My question is if one can, using PhoneGap, create a 'web view' within the app that would allow us to keep the UI on our server (the app then pretty much becomes a custom browser). And, if so, could our UI still access the device's native functionality via PhoneGap's AP开发者_Go百科I or is that only accessible if we compiled our UI code?
A similar question came up on the PhoneGap Google Group recently.
One thing that came up was that you are unlikely to pass app store certification if you are loading UI and core functionality from a remote server as this invalidates much of the purpose of certification.
If you're going to do this, you should set up web services that return the content you want to display to users.
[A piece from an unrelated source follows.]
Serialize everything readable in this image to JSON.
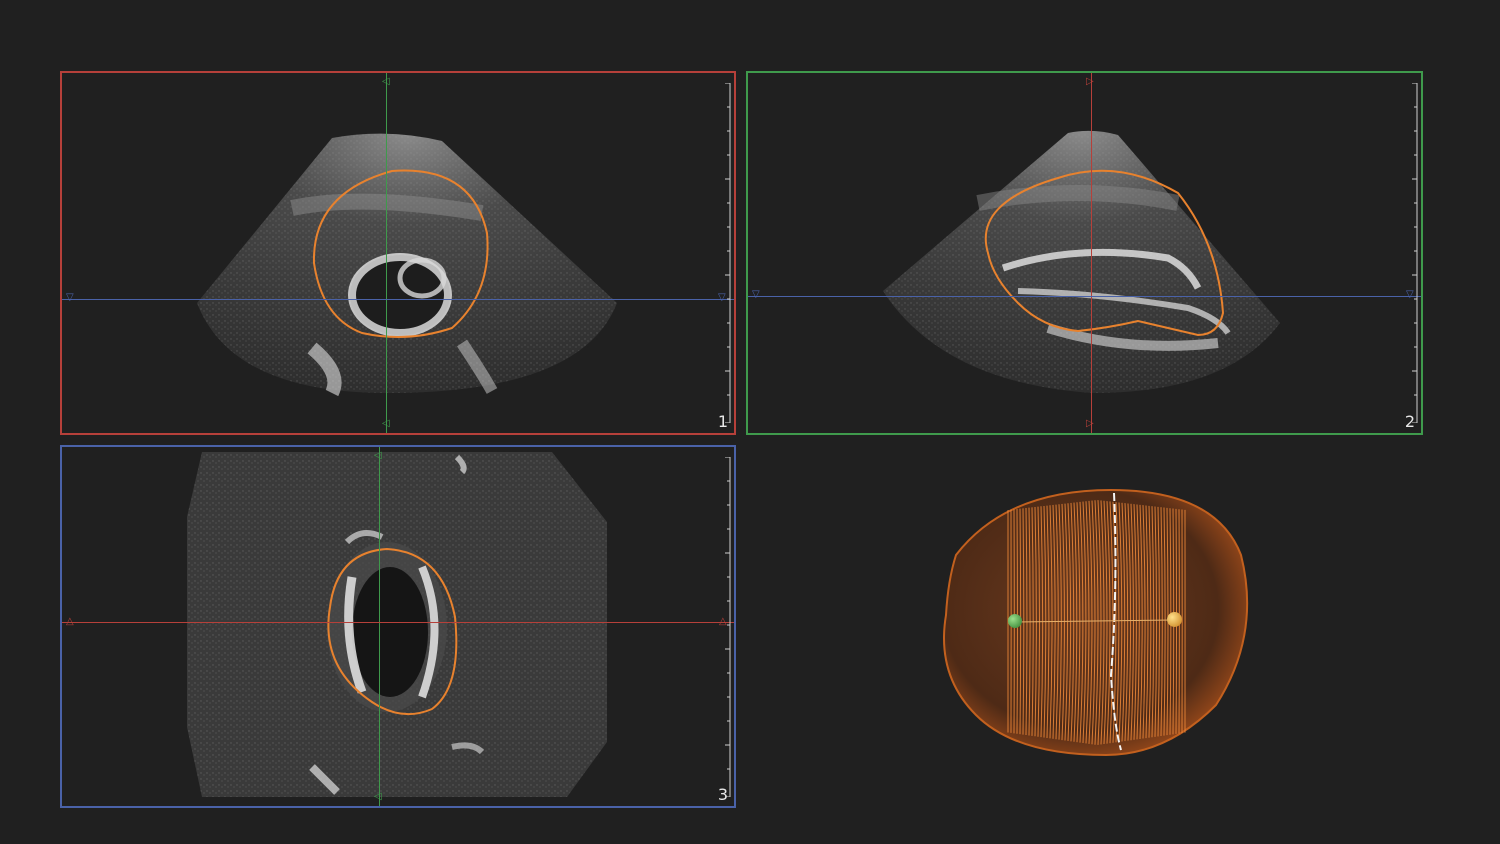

Then you can use jQuery Mobile and PhoneGap to take the content returned from the server and display it on the application with the appropriate native UI widgets and features that you want.
So use jQuery Mobile to hit your server for data using something like:
var fileUrl = "http://www.mywebserver.com/servedevice?data=current&selection=fresh";
$.ajax({
url: fileUrl,
dataType: "html",
success: function( html ) {
// If the call succeeds, do something with the return value here
}
});
There are many other ways you can handle it including JSONP methods. See the documentation for details: http://api.jquery.com/jQuery.ajax/
Another approach would be to point your HTML file at a server for the JavaScript, just like a CDN file load. Then, your app's JavaScript would be loaded at runtime instead of bundled into the app. However, when it actually runs, it is running within the PhoneGap WebView so it has access to all of the PhoneGap APIs.